La institución parlamentaria tiene siempre una baja aceptación en las encuestas, en la cuna de la democracia moderna la policía de calle tiene mejores resultados que la prestigiosa Cámara de los Comunes; las causas son variadas y han sido estudiadas por académicos de muchos países, pero se sintetizan en que un alcalde, ministro o jefe de gobierno puede ofrecer, proyectar, concretar e inaugurar obras tangibles, satisfaciendo necesidades reales de la población, mientras que la principal labor del parlamentario es negociar y acordar medidas políticas, a más importancia de ellas más necesidad de discreción. Ese rol no es comprendido cabalmente en los países con siglos de cultura política, mucho menos lo es en países con vena autoritaria.

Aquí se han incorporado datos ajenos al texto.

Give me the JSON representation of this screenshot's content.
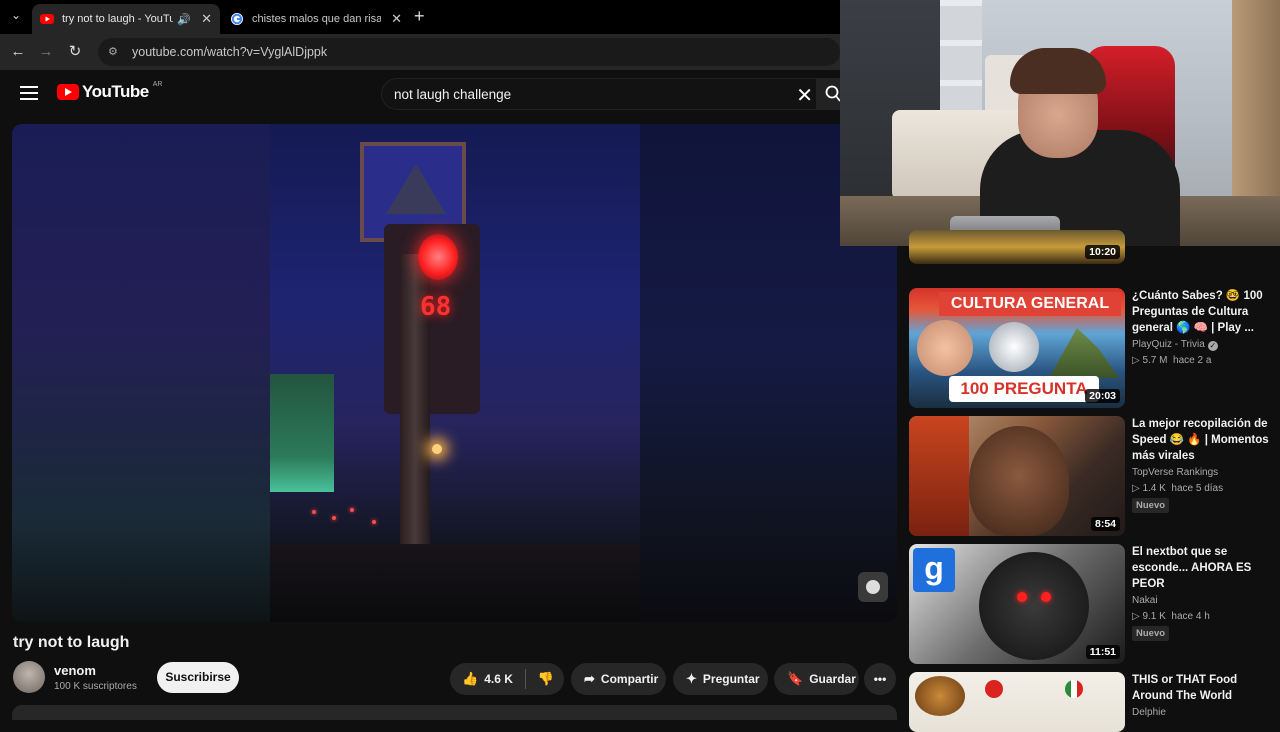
{
  "browser": {
    "tabs": [
      {
        "title": "try not to laugh - YouTube",
        "active": true
      },
      {
        "title": "chistes malos que dan risa - Bu",
        "active": false
      }
    ],
    "url": "youtube.com/watch?v=VyglAlDjppk"
  },
  "header": {
    "logo_text": "YouTube",
    "country_code": "AR",
    "search_query": "not laugh challenge"
  },
  "player": {
    "counter_digits": "68"
  },
  "video": {
    "title": "try not to laugh",
    "channel_name": "venom",
    "subscribers": "100 K suscriptores",
    "subscribe_label": "Suscribirse",
    "likes": "4.6 K",
    "share_label": "Compartir",
    "ask_label": "Preguntar",
    "save_label": "Guardar"
  },
  "recommendations": [
    {
      "duration": "10:20"
    },
    {
      "title": "¿Cuánto Sabes? 🤓 100 Preguntas de Cultura general 🌎 🧠 | Play ...",
      "channel": "PlayQuiz - Trivia",
      "verified": true,
      "views": "5.7 M",
      "age": "hace 2 a",
      "duration": "20:03",
      "thumb_text_top": "CULTURA GENERAL",
      "thumb_text_bottom": "100 PREGUNTA"
    },
    {
      "title": "La mejor recopilación de Speed 😂 🔥 | Momentos más virales",
      "channel": "TopVerse Rankings",
      "views": "1.4 K",
      "age": "hace 5 días",
      "badge": "Nuevo",
      "duration": "8:54"
    },
    {
      "title": "El nextbot que se esconde... AHORA ES PEOR",
      "channel": "Nakai",
      "views": "9.1 K",
      "age": "hace 4 h",
      "badge": "Nuevo",
      "duration": "11:51",
      "thumb_letter": "g"
    },
    {
      "title": "THIS or THAT Food Around The World",
      "channel": "Delphie"
    }
  ]
}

Parte de la culpa de esa incomprensión la tiene nuestro propio Congreso, que a través de sucesivas composiciones ha ido olvidando su verdadero rol: el hacer política, convirtiéndose en un oficinista de tiempo completo que expone diariamente sus carencias ante la prensa, compitiendo con autoridades provistas de presupuesto, cobertura periodística e información especializada.
Es justo reconocer que ha sido atacado con reglas electorales que disminuyeron la calidad promedio de los congresistas, también con sesgos mediáticos que diariamente minan el escaso prestigio de la institución; con medidas cautelares que paralizaron sus atribuciones; y con sentencias que destruyeron la organización y disciplina de los grupos parlamentarios. Todo ello desalienta a que jóvenes graduados y profesionales exitosos decidan incorporarse a las listas parlamentarias pues, además, casi no hay partidos políticos serios y programáticos.
Quienes ocupan hoy los espacios de decisión que corresponden al Congreso repiten el mantra de su falta de legitimidad, según esos oportunistas, puede reformar la Constitución para hacer elecciones con las mismas reglas que nos han llevado al desastre, pero no puede hacer una reforma política o elegir un Defensor del Pueblo; es fácil entonces identificar a los principales responsables de la actual situación.
Fortalecer la democracia constitucional pasa por respetar al Congreso, promoviendo el retorno de partidos renovados que puedan presentar candidatos con formación en las próximas elecciones.